La solidarité citoyenne en soutien aux Sahraoui·es
Depuis cinquante ans, diverses associations et des initiatives ont été lancées pour faire connaître une cause sahraouie en permanence menacée d’oubli, et aider les populations à survivre dans les campements.

© Patrick Piro
Un jour de 1976, Régine Villemont débarque à Paris avec sa camionnette remplie de vêtements collectés dans sa Sarthe. C’est pour l’Association des amis de la République arabe sahraouie démocratique (AARASD), qui vient d’être créée à la suite de la Marche verte, initiative lancée en novembre 1975 par le roi marocain Hassan II : 350 000 volontaires civils marocains partis occuper le Sahara occidental, alors que l’Espagne vient de renoncer à son protectorat sur le territoire.
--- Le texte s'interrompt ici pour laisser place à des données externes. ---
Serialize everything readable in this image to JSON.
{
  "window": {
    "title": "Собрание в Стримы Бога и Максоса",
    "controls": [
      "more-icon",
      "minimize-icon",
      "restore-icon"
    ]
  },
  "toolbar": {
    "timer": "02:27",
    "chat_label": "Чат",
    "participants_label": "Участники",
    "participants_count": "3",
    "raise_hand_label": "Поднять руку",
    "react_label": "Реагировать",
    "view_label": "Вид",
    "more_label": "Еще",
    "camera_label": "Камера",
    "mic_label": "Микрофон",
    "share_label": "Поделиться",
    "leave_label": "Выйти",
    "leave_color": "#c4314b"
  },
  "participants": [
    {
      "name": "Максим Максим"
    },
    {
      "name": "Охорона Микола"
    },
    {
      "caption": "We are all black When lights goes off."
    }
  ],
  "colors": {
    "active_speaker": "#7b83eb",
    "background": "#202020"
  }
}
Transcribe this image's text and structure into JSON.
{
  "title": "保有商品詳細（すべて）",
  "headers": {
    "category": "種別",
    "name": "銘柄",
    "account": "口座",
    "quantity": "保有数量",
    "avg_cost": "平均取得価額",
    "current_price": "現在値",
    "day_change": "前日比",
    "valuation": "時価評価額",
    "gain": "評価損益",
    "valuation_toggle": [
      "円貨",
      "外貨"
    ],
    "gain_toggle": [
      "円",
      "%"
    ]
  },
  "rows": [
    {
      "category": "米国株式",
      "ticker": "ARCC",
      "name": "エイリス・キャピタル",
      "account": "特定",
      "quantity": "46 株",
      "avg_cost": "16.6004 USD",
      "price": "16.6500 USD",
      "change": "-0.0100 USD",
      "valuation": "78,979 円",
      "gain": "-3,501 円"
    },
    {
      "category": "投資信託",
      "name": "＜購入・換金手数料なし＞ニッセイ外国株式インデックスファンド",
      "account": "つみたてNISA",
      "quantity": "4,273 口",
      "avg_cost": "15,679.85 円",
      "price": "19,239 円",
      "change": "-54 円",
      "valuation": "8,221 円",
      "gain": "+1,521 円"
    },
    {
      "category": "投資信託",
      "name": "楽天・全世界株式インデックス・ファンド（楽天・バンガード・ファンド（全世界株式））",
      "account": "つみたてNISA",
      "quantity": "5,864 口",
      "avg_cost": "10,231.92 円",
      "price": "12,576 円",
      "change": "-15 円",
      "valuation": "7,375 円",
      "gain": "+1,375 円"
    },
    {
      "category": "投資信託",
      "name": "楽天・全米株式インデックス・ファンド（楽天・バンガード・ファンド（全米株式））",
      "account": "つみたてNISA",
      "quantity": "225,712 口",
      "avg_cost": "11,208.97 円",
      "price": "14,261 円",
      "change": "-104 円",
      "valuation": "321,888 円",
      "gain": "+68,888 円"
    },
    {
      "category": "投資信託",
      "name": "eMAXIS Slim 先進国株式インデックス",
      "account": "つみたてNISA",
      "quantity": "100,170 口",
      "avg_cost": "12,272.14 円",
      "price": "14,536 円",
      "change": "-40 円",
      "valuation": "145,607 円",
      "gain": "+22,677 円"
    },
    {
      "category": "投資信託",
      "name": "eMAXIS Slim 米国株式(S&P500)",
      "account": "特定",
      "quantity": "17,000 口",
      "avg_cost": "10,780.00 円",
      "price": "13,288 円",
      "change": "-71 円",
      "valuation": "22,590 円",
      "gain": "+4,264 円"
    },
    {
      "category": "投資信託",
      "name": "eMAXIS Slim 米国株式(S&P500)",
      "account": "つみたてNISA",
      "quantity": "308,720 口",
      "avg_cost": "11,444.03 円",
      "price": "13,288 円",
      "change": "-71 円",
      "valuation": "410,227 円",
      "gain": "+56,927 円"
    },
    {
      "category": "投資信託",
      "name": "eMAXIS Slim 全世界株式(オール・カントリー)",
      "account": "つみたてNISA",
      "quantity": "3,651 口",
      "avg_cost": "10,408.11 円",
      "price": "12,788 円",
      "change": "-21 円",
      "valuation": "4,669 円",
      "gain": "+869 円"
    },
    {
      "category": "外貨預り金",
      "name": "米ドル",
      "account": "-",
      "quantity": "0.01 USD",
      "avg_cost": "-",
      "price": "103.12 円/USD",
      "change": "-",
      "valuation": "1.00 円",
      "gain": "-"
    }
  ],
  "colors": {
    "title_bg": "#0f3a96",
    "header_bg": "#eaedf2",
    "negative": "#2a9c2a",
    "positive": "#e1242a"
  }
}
Cette solidarité précoce est une spécificité française.
R. Villemont« Vu de France, on a pu croire un temps à une opération de décolonisation », se remémore Régine Villemont. Quand il apparaît que le peuple sahraoui a été spolié, l’AARASD prend de l’importance, et plusieurs comités de soutien voient le jour en France. En mai 1980, en dépit des complications administratives, l’association parvient à faire venir 120 enfants sahraouis en France, répartis dans différentes villes, notamment socialistes et communistes.
Au Mans, sous l’impulsion de Régine Villemont, plusieurs comités d’entreprise appuient l’opération, et la ville sera la première à nouer un jumelage, avec le quartier de Hausa à Smara, le plus important des campements de réfugié·es sahraoui·es installés autour de Tindouf, en Algérie. « Cette solidarité précoce est une spécificité française », souligne la militante et actuelle présidente de l’AARASD. La société espagnole, encore engluée dans le post-franquisme, n’y prendra sa part que plus tard, pour devenir le principal pôle de soutien à la population de son ancienne colonie.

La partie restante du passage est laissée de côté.